Nevertheless, the Libyan announcement was followed by widespread oil industry and news reports that Nigeria recently agreed to sell $100,000 barrels of oil a day -- starting July 1 -- to unidentified Zurich-based oil traders for a $2.50 discount at $37.50 a barrel.

But Odoliyi Lolomari, acting director of the Nigerian National Petroleum Corp., has publicly denied foreign reports that Nigeria has discounted the price on part of its output, or that it plans to lower prices on all of its production. "We are a responsible member of OPEC," he said, "and, accordingly, we will comply with OPEC's decision taken" at the organization's ministerial meeting in Geneva last May, to freeze prices and cut production between 5 and 10 percent.

Whatever the facts, Lolomari's denials are seen as an effort to head off any domestic charges that the government is bowing to pressure from Western oil customers by reducing prices, a potentially explosive issue in this country's volatile five-party political configuration.

"No one here is going to talk about lowering prices, but if other [OPEC] African producers bolt, Nigeria will be right behind them," said a knowledgeable oil industry source. "Nigeria just won't be the first to lower prices," he added.
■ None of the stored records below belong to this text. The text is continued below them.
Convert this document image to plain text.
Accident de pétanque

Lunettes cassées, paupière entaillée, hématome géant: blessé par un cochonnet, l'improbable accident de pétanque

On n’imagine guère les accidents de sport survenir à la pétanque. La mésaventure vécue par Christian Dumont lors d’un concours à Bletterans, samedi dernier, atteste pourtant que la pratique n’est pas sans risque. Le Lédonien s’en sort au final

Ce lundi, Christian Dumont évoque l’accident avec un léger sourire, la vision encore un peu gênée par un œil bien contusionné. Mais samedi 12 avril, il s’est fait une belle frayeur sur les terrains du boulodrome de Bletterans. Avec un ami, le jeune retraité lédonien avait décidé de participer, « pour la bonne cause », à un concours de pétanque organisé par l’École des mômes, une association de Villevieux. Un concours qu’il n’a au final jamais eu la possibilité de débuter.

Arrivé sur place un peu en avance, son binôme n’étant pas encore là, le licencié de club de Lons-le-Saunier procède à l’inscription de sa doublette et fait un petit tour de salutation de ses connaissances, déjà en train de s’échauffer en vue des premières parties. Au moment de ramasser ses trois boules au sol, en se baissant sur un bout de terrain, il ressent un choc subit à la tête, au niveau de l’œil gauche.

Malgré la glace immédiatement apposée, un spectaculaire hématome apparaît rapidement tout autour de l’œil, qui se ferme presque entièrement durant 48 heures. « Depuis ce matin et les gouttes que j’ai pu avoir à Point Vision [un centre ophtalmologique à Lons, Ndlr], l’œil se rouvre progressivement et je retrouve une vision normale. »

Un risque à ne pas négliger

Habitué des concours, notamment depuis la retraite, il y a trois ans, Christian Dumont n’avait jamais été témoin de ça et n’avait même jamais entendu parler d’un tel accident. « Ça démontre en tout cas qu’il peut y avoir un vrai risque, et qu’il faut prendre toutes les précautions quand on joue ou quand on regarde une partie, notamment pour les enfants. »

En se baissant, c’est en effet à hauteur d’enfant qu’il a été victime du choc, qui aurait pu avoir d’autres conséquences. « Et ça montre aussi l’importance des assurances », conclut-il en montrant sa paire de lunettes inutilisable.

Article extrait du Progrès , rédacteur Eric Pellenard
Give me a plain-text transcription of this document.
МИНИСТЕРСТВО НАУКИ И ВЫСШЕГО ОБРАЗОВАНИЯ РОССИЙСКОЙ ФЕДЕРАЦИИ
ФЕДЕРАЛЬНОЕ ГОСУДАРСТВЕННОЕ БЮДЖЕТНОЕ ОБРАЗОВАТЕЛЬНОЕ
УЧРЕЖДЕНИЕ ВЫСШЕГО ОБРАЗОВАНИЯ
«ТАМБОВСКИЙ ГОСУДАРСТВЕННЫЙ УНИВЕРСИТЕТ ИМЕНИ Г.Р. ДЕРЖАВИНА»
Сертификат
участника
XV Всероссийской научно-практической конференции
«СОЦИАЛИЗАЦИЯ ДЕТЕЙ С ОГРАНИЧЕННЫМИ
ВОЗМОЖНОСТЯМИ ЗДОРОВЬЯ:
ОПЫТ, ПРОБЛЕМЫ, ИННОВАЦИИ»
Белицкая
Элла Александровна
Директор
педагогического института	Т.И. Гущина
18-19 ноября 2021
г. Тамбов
In 1977-78, Nigeria went through a severe economic crunch after it raised its oil prices above Algeria's and Libya's and, thereafter, suffered a six-month drop in production of 500,000 barrels a day as its customers went elsewhere. Since that debacle, Nigeria has followed the pricing policies of the two African oil hawks, Algeria and Libya.

With a population estimated at 100 million, the largest in Africa, Nigeria cannot afford to "engage in a price war with Algeria and Libya, so it follows them cautiously," said one Western source.

At the same time, Nigerian President Shehu Shagari's economic adviser, Emmanual C. Edozien, said recently that the country's ambitious $125 billion development plan would be jeopardized if oil exports did not return soon to normal levels.

Development projects would have to be postponed and the country's $23 billion budget cut "if [production cuts] continue through July," said one Nigerian official.

With earnings of $11.2 billion so far this year, a relatively small external debt of $9.8 billion and a foreign exchange reserve of $8 billion, Nigeria is not in any immediate danger. But one informed source said Nigerian officials are counting on the oil surplus drying up relatively soon.